I don't know what to do about porting. I'd like to do something different than the typical round tube port. I'm tempted to port out the bottom or do a long slot port on one of the rear sides, just to do something different. How much does it matter, really?
 
I don't know what to do about porting. I'd like to do something different than the typical round tube port. I'm tempted to port out the bottom or do a long slot port on one of the rear sides, just to do something different. How much does it matter, really?

In theory a larger diameter circular port will have the best Q and lowest noise, but as long as your area is pretty big other shapes will probably work about as well.

The trouble with making systems out of some of these older drivers is that they are way too far removed from modern Thiele/Small designs. I tried doing something with my dads D130 and the Q was so low that you could never do a useful alignment. It was either a larger box and a step down alignment or squeeze it into a compact box for a high cutoff but maximally flat alignment. I suspect the D123 is similar (lots of magnet and a light cone, better for guitar speakers than HiFi woofers).
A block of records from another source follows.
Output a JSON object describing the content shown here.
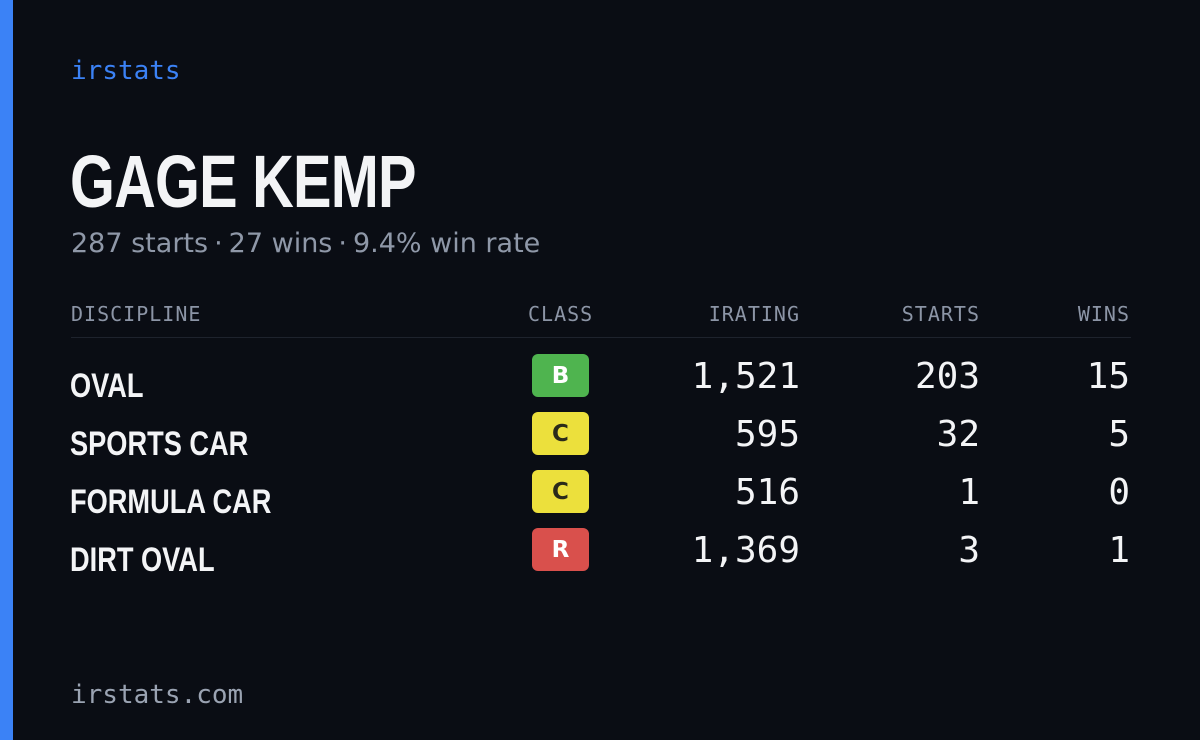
{
  "brand": {
    "name": "irstats",
    "color": "#3b82f6"
  },
  "driver": {
    "name": "GAGE KEMP",
    "starts_text": "287 starts",
    "wins_text": "27 wins",
    "win_rate_text": "9.4% win rate",
    "separator": "·"
  },
  "table": {
    "headers": {
      "discipline": "DISCIPLINE",
      "class": "CLASS",
      "irating": "IRATING",
      "starts": "STARTS",
      "wins": "WINS"
    },
    "rows": [
      {
        "discipline": "OVAL",
        "class": "B",
        "class_bg": "#4fb44f",
        "class_fg": "#ffffff",
        "irating": "1,521",
        "starts": "203",
        "wins": "15"
      },
      {
        "discipline": "SPORTS CAR",
        "class": "C",
        "class_bg": "#ece03c",
        "class_fg": "#2a2a1a",
        "irating": "595",
        "starts": "32",
        "wins": "5"
      },
      {
        "discipline": "FORMULA CAR",
        "class": "C",
        "class_bg": "#ece03c",
        "class_fg": "#2a2a1a",
        "irating": "516",
        "starts": "1",
        "wins": "0"
      },
      {
        "discipline": "DIRT OVAL",
        "class": "R",
        "class_bg": "#d9504c",
        "class_fg": "#ffffff",
        "irating": "1,369",
        "starts": "3",
        "wins": "1"
      }
    ]
  },
  "footer": {
    "url": "irstats.com"
  }
}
This might be a place where a vintage flavored system using an old variable damping tube amp might be fun. High output impedance might get you to flatter response.

David
 
I read somewhere that the D123 was related to a guitar amplifier speaker, but somehow modified for HiFi. You just touched on one of my fears though. Could I build this big box and find out that modern bookshelf speakers will give better quality sound and give deeper bass response? That's the biggest problem with their current configuration. They sound good in the upper frequency range, but they disappear below anything even related to the upper bass range.
 
It's the internet. Of course you will get answers that are all over the place, especially if you ask on multiple forums. Experience levels vary from weeks to decades. Speaker design isn't trivial and there's lots to it. You can't expect people to educate newbies to the hobby with one post. None of us would have any time left....
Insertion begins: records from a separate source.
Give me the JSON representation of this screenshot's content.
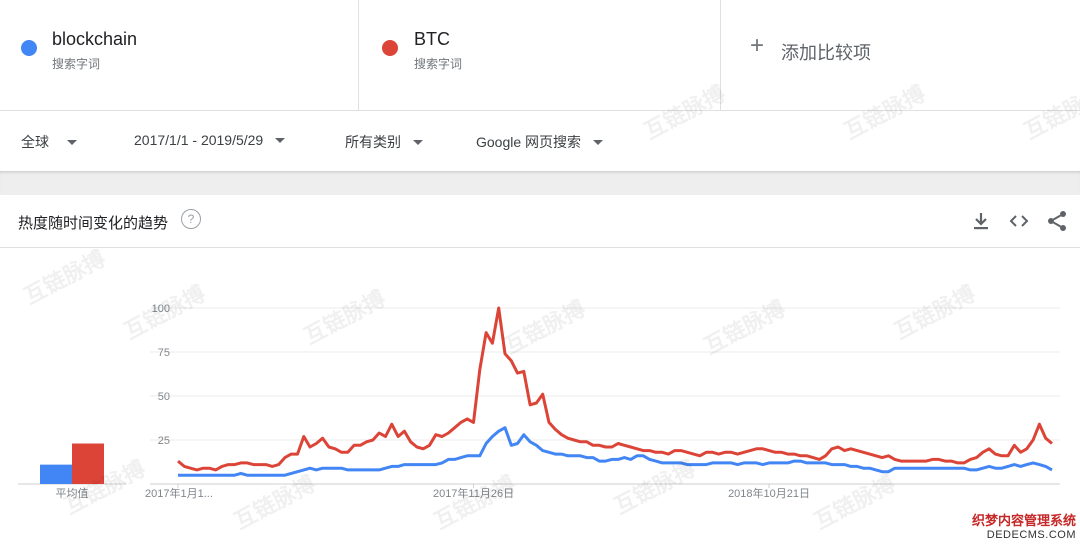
{
  "terms": [
    {
      "name": "blockchain",
      "type": "搜索字词",
      "color": "#4285f4"
    },
    {
      "name": "BTC",
      "type": "搜索字词",
      "color": "#db4437"
    }
  ],
  "add_compare": {
    "plus": "+",
    "label": "添加比较项"
  },
  "filters": {
    "region": "全球",
    "date_range": "2017/1/1 - 2019/5/29",
    "category": "所有类别",
    "search_type": "Google 网页搜索"
  },
  "card": {
    "title": "热度随时间变化的趋势",
    "help": "?",
    "avg_label": "平均值"
  },
  "watermark_text": "互链脉搏",
  "footer": {
    "line1": "织梦内容管理系统",
    "line2": "DEDECMS.COM"
  },
  "chart_data": {
    "type": "line",
    "y_ticks": [
      25,
      50,
      75,
      100
    ],
    "ylim": [
      0,
      100
    ],
    "grid": true,
    "x_tick_labels": [
      {
        "label": "2017年1月1...",
        "index": 0
      },
      {
        "label": "2017年11月26日",
        "index": 47
      },
      {
        "label": "2018年10月21日",
        "index": 94
      }
    ],
    "averages": [
      {
        "name": "blockchain",
        "value": 11
      },
      {
        "name": "BTC",
        "value": 23
      }
    ],
    "series": [
      {
        "name": "blockchain",
        "color": "#4285f4",
        "values": [
          5,
          5,
          5,
          5,
          5,
          5,
          5,
          5,
          5,
          5,
          6,
          5,
          5,
          5,
          5,
          5,
          5,
          5,
          6,
          7,
          8,
          9,
          8,
          9,
          9,
          9,
          9,
          8,
          8,
          8,
          8,
          8,
          8,
          9,
          10,
          10,
          11,
          11,
          11,
          11,
          11,
          11,
          12,
          14,
          14,
          15,
          16,
          16,
          16,
          23,
          27,
          30,
          32,
          22,
          23,
          28,
          24,
          22,
          19,
          18,
          17,
          17,
          16,
          16,
          16,
          15,
          15,
          13,
          13,
          14,
          14,
          15,
          14,
          16,
          16,
          14,
          13,
          12,
          12,
          12,
          12,
          11,
          11,
          11,
          11,
          12,
          12,
          12,
          12,
          11,
          12,
          12,
          12,
          11,
          12,
          12,
          12,
          12,
          13,
          13,
          12,
          12,
          12,
          12,
          11,
          11,
          11,
          10,
          10,
          9,
          9,
          8,
          7,
          7,
          9,
          9,
          9,
          9,
          9,
          9,
          9,
          9,
          9,
          9,
          9,
          9,
          8,
          8,
          9,
          10,
          9,
          9,
          10,
          11,
          10,
          11,
          12,
          11,
          10,
          8
        ]
      },
      {
        "name": "BTC",
        "color": "#db4437",
        "values": [
          13,
          10,
          9,
          8,
          9,
          9,
          8,
          10,
          11,
          11,
          12,
          12,
          11,
          11,
          11,
          10,
          11,
          15,
          17,
          17,
          27,
          21,
          23,
          26,
          21,
          20,
          18,
          18,
          22,
          22,
          24,
          25,
          29,
          27,
          34,
          27,
          30,
          24,
          21,
          20,
          22,
          28,
          27,
          29,
          32,
          35,
          37,
          35,
          65,
          86,
          80,
          100,
          74,
          70,
          63,
          64,
          45,
          46,
          51,
          35,
          31,
          28,
          26,
          25,
          24,
          24,
          22,
          22,
          21,
          21,
          23,
          22,
          21,
          20,
          19,
          19,
          18,
          18,
          17,
          19,
          19,
          18,
          17,
          16,
          18,
          18,
          17,
          18,
          18,
          17,
          18,
          19,
          20,
          20,
          19,
          18,
          18,
          17,
          17,
          16,
          16,
          15,
          14,
          16,
          20,
          21,
          19,
          20,
          19,
          18,
          17,
          16,
          15,
          16,
          14,
          13,
          13,
          13,
          13,
          13,
          14,
          14,
          13,
          13,
          12,
          12,
          14,
          15,
          18,
          20,
          17,
          16,
          16,
          22,
          18,
          20,
          25,
          34,
          26,
          23
        ]
      }
    ]
  }
}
Anyhow, it is important that the woofer be at about 1/3 from the top. So put the tweeter on top. The vent shape doesn't make a huge difference in most cases, but circular is most efficient. Vent length is critical.
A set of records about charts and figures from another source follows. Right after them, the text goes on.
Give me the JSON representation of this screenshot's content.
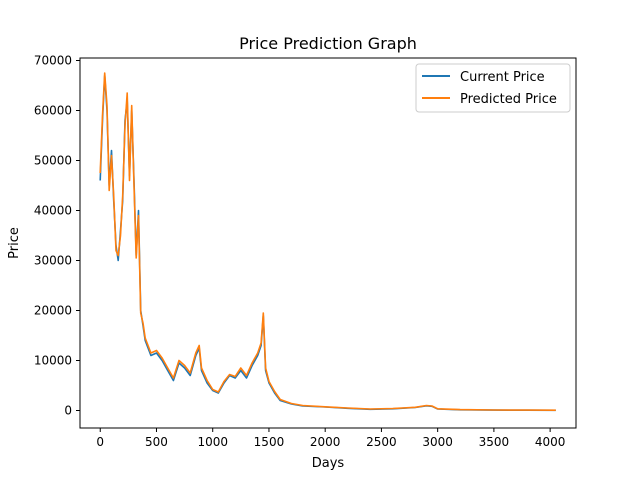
{
  "chart_data": {
    "type": "line",
    "title": "Price Prediction Graph",
    "xlabel": "Days",
    "ylabel": "Price",
    "xlim": [
      -180,
      4230
    ],
    "ylim": [
      -3500,
      70500
    ],
    "xticks": [
      0,
      500,
      1000,
      1500,
      2000,
      2500,
      3000,
      3500,
      4000
    ],
    "yticks": [
      0,
      10000,
      20000,
      30000,
      40000,
      50000,
      60000,
      70000
    ],
    "grid": false,
    "legend_position": "top-right",
    "series": [
      {
        "name": "Current Price",
        "color": "#1f77b4",
        "x": [
          0,
          20,
          40,
          60,
          80,
          100,
          120,
          140,
          160,
          180,
          200,
          220,
          240,
          260,
          280,
          300,
          320,
          340,
          360,
          380,
          400,
          450,
          500,
          550,
          600,
          650,
          700,
          750,
          800,
          850,
          880,
          900,
          950,
          1000,
          1050,
          1100,
          1150,
          1200,
          1250,
          1300,
          1350,
          1400,
          1430,
          1450,
          1470,
          1500,
          1550,
          1600,
          1700,
          1800,
          2000,
          2200,
          2400,
          2600,
          2800,
          2900,
          2950,
          3000,
          3200,
          3500,
          3800,
          4050
        ],
        "y": [
          46000,
          58000,
          67000,
          60000,
          45000,
          52000,
          42000,
          33000,
          30000,
          36000,
          42000,
          58000,
          62000,
          47000,
          60000,
          46000,
          31000,
          40000,
          20000,
          17000,
          14000,
          11000,
          11500,
          10000,
          8000,
          6000,
          9500,
          8500,
          7000,
          11000,
          12500,
          8000,
          5500,
          4000,
          3500,
          5500,
          7000,
          6500,
          8000,
          6500,
          9000,
          11000,
          13000,
          19000,
          8000,
          5500,
          3500,
          2000,
          1300,
          900,
          700,
          450,
          250,
          350,
          600,
          950,
          850,
          300,
          150,
          80,
          60,
          50
        ]
      },
      {
        "name": "Predicted Price",
        "color": "#ff7f0e",
        "x": [
          0,
          20,
          40,
          60,
          80,
          100,
          120,
          140,
          160,
          180,
          200,
          220,
          240,
          260,
          280,
          300,
          320,
          340,
          360,
          380,
          400,
          450,
          500,
          550,
          600,
          650,
          700,
          750,
          800,
          850,
          880,
          900,
          950,
          1000,
          1050,
          1100,
          1150,
          1200,
          1250,
          1300,
          1350,
          1400,
          1430,
          1450,
          1470,
          1500,
          1550,
          1600,
          1700,
          1800,
          2000,
          2200,
          2400,
          2600,
          2800,
          2900,
          2950,
          3000,
          3200,
          3500,
          3800,
          4050
        ],
        "y": [
          47500,
          59000,
          67500,
          61000,
          44000,
          51000,
          43000,
          32000,
          31000,
          35000,
          43000,
          57000,
          63500,
          46000,
          61000,
          45000,
          30500,
          39000,
          19500,
          17500,
          14500,
          11500,
          12000,
          10500,
          8500,
          6500,
          10000,
          9000,
          7500,
          11500,
          13000,
          8500,
          6000,
          4200,
          3700,
          5800,
          7200,
          6800,
          8500,
          7000,
          9500,
          11500,
          13500,
          19500,
          8500,
          5800,
          3800,
          2200,
          1400,
          1000,
          750,
          500,
          300,
          400,
          650,
          1000,
          900,
          350,
          180,
          100,
          70,
          60
        ]
      }
    ]
  }
}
Slot vents (AKA Fulmer vents) can be helpful in some cases, but I don't see a huge benefit here. At any rate you would make it the same or slightly larger than an equivalent circular cabinet vent. Note that a slot vent is only going to work with an enclosure that is big enough to require only a panel depth vent.
 
I can appreciate that. I don't like the newbie position either. I know enough to realize that there are pitfalls in speaker design, but I don't know enough to always know what questions to ask or where to look for the answers, so I end up wasting a lot of time too. I was hoping to leverage some forum knowledge and experience to give me a head start. Or at least get some input on my own design ideas.

I haven't seen a good explanation of how the Zu/Tekton guys get away with woofers at the top of the box in their 2-way designs, rather than 1/3 of the way down.

How about some input on tweeter spacing from the woofer? Is arbitrary okay or is there some relationship I haven't seen yet?
 
I haven't seen a good explanation of how the Zu/Tekton guys get away with woofers at the top of the box in their 2-way designs, rather than 1/3 of the way down.

IMO they don't get away with it. :whacko::redhot::bomb:;)

How about some input on tweeter spacing from the woofer? Is arbitrary okay or is there some relationship I haven't seen yet?

Like I said I don't mind running a few sims of the proposed systems for you when I have a moment. You said you weren't in a hurry so I didn't rush. :D :)

Tweeter to woofer distance - the general guideline is 1/3 or 1/2 wavelength at the crossover frequency, depending on who you ask. This rule is often broken. Put them as close as you can and don't worry about it IMO.